A cool thing about the above code, is that in one file we simultaneously use:


· JavaScript libraries - jQuery and jQuery Flipster to make the carousel.

· Electron native modules - Shell which provides APIs for desktop related tasks, in our case opening a URL in the default web browser.

· Node.js modules - OS for accessing system memory information, Pretty Bytes for formatting.


And with this our app is ready!


Packaging and Distribution


There is one necessary issue to try to form your app prepared for finish users. You would like to package it into associate degree possible which will be started with a double click on users' machines. Since negatron apps will work on multiple operational systems and each OS is completely different, there have to be compelled to be separate distributions for Windows, for OS X and for UNIX system. Tools like this npm module square measure a decent place to begin - Electron Packager.

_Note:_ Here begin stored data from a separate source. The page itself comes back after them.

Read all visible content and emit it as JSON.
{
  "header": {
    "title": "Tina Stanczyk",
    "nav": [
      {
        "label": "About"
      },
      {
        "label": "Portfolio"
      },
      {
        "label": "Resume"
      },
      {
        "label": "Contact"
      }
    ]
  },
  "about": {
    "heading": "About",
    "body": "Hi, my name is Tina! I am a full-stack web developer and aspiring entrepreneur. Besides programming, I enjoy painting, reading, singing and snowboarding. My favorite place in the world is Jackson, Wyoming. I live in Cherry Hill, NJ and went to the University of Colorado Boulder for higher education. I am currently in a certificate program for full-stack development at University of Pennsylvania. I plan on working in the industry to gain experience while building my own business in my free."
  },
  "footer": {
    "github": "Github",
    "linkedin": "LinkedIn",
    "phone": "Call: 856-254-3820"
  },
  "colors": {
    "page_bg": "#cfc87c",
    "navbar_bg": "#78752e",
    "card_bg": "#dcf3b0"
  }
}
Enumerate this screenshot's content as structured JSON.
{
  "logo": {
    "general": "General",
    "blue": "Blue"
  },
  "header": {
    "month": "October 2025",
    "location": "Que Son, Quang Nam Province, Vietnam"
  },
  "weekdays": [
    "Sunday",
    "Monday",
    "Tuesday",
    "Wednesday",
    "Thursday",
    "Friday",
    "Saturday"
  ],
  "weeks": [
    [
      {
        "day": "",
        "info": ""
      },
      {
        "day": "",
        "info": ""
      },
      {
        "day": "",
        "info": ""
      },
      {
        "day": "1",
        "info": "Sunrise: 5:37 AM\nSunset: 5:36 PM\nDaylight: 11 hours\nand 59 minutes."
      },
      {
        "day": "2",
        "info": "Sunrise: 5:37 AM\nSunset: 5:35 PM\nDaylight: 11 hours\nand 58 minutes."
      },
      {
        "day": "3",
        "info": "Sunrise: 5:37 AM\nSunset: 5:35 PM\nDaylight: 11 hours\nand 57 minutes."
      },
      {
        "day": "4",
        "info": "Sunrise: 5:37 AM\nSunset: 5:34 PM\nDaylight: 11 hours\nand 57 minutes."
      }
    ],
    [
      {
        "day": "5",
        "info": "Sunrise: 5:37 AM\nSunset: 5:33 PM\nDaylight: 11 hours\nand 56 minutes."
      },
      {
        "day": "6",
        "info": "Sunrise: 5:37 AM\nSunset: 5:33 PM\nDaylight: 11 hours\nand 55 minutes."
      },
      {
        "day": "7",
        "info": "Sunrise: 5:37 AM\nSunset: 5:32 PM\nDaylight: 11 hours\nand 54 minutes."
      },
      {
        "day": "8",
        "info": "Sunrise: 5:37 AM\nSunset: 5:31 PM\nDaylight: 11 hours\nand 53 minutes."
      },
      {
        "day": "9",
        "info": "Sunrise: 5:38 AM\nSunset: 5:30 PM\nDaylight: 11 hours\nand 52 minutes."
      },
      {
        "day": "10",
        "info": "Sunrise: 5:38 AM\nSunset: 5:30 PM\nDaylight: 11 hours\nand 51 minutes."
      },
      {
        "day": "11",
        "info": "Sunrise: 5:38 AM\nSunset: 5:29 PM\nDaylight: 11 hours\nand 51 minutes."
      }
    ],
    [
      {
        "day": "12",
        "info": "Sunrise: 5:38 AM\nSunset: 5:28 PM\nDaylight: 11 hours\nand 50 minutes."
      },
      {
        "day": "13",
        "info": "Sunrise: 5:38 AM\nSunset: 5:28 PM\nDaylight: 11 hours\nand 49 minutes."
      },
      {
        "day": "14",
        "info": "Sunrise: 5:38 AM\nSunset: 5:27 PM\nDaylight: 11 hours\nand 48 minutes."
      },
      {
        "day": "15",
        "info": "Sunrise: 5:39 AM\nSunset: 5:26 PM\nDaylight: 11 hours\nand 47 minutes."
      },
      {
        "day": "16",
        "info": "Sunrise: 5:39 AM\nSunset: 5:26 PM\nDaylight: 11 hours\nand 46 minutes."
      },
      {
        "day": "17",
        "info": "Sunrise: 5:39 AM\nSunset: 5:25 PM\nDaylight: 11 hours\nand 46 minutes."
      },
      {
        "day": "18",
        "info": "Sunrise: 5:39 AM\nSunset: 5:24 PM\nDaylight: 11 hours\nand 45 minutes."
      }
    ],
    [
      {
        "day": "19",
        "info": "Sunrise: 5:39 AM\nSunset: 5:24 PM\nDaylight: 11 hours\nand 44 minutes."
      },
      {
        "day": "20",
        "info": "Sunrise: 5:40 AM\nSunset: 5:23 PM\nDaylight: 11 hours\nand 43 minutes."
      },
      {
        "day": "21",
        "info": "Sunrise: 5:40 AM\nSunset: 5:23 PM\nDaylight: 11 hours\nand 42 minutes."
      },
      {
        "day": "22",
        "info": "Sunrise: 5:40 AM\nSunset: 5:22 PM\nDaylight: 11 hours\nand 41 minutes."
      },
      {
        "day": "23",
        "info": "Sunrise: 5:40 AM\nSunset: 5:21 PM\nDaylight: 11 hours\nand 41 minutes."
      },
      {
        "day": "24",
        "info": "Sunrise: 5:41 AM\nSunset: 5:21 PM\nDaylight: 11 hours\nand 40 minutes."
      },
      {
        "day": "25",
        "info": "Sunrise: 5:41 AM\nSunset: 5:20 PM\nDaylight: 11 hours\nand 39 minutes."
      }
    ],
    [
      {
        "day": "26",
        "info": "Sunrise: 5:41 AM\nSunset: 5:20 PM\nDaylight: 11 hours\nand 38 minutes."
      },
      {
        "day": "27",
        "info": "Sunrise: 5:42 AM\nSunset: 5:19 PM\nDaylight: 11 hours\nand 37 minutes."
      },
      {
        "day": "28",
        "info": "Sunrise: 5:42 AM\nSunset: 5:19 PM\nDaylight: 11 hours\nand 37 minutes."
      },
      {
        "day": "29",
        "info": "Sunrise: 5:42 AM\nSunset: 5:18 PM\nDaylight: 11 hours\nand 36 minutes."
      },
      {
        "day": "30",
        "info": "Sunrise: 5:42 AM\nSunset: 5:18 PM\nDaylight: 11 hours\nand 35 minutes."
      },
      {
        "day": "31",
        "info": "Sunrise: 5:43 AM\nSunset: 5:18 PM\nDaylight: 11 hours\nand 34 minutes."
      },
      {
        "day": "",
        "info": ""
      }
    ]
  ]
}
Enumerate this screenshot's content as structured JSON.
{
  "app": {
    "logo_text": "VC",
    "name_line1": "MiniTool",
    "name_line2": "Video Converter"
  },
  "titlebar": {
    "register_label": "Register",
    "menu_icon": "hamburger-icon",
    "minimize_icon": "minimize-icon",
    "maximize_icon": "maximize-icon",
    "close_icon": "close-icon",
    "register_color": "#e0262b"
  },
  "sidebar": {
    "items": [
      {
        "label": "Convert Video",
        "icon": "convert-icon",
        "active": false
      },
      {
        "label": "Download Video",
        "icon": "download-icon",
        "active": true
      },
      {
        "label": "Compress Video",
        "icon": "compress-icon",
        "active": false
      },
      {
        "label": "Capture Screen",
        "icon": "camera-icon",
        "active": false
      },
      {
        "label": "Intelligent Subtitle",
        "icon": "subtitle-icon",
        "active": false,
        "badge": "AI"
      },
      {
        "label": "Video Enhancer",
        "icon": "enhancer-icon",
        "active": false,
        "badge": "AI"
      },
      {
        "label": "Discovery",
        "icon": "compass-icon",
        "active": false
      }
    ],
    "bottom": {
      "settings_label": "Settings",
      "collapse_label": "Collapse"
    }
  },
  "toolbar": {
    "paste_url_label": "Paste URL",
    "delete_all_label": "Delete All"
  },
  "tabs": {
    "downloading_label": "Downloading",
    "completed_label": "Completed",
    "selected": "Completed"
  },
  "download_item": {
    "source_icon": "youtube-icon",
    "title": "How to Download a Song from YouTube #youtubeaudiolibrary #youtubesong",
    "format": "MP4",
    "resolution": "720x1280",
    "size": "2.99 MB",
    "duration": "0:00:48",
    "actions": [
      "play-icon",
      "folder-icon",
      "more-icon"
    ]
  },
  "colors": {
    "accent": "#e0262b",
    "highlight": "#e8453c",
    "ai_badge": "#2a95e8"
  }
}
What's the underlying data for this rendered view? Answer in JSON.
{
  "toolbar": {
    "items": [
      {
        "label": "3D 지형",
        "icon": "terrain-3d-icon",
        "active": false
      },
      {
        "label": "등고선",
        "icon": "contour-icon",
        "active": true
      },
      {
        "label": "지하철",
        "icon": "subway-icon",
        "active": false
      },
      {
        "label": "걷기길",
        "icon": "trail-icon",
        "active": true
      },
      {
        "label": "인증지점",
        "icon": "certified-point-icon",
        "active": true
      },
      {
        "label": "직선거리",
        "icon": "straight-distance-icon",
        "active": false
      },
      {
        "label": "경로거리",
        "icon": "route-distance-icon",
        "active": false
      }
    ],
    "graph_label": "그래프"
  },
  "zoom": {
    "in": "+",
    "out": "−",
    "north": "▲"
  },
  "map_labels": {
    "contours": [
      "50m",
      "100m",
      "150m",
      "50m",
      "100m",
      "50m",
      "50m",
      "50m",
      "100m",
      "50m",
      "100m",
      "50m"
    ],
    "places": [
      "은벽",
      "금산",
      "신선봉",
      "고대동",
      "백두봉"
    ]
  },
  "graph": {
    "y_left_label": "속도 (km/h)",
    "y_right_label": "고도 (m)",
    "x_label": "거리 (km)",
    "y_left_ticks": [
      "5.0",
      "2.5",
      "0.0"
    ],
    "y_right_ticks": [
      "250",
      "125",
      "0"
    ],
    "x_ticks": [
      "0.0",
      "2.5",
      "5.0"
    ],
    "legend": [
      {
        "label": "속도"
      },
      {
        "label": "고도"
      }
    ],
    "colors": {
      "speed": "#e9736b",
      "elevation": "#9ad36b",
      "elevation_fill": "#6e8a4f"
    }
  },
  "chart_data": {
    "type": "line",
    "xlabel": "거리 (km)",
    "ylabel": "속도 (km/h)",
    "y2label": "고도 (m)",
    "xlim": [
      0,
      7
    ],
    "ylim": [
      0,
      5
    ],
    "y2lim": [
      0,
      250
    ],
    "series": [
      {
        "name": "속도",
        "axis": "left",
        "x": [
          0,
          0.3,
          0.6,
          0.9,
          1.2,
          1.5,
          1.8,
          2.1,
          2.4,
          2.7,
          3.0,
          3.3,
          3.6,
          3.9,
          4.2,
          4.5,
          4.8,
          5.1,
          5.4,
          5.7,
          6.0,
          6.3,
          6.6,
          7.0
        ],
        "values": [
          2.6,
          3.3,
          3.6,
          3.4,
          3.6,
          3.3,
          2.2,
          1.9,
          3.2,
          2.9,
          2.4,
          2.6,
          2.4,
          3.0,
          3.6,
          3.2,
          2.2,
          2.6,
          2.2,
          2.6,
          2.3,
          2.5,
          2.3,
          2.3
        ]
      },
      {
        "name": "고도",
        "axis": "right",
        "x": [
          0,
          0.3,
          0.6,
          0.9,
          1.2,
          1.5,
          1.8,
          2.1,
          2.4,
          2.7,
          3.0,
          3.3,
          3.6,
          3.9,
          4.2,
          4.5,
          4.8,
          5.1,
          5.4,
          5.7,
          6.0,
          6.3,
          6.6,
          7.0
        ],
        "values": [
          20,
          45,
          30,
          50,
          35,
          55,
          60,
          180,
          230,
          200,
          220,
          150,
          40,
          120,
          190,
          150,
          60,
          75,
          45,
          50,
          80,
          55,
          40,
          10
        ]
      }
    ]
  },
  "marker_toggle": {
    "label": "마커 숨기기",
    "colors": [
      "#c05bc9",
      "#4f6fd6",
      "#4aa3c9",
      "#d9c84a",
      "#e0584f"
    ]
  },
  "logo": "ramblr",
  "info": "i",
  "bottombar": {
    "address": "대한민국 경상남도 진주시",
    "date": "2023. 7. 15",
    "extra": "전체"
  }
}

Take into thought that the packaging takes all of your assets, all the specified node.js modules, and a minified WebKit browser and places them along in an exceedingly single possible file. Of these things add up and therefore the outcome is associate degree app that's roughly 50mb in size. This can be quite a ton and is not sensible for an easy app like our example here; however this becomes impertinent once we work with huge, advanced applications.


Conclusion


The only major distinction with NW.js that you simply can see in our example is that NW.js opens Associate in Nursing hypertext mark-up language page directly, whereas lepton starts up by corporal punishment a JavaScript file Associate in producing an application window through code. Electron's manner provides you additional management, as you'll be able to simply build multi-window applications and organize the communication between them.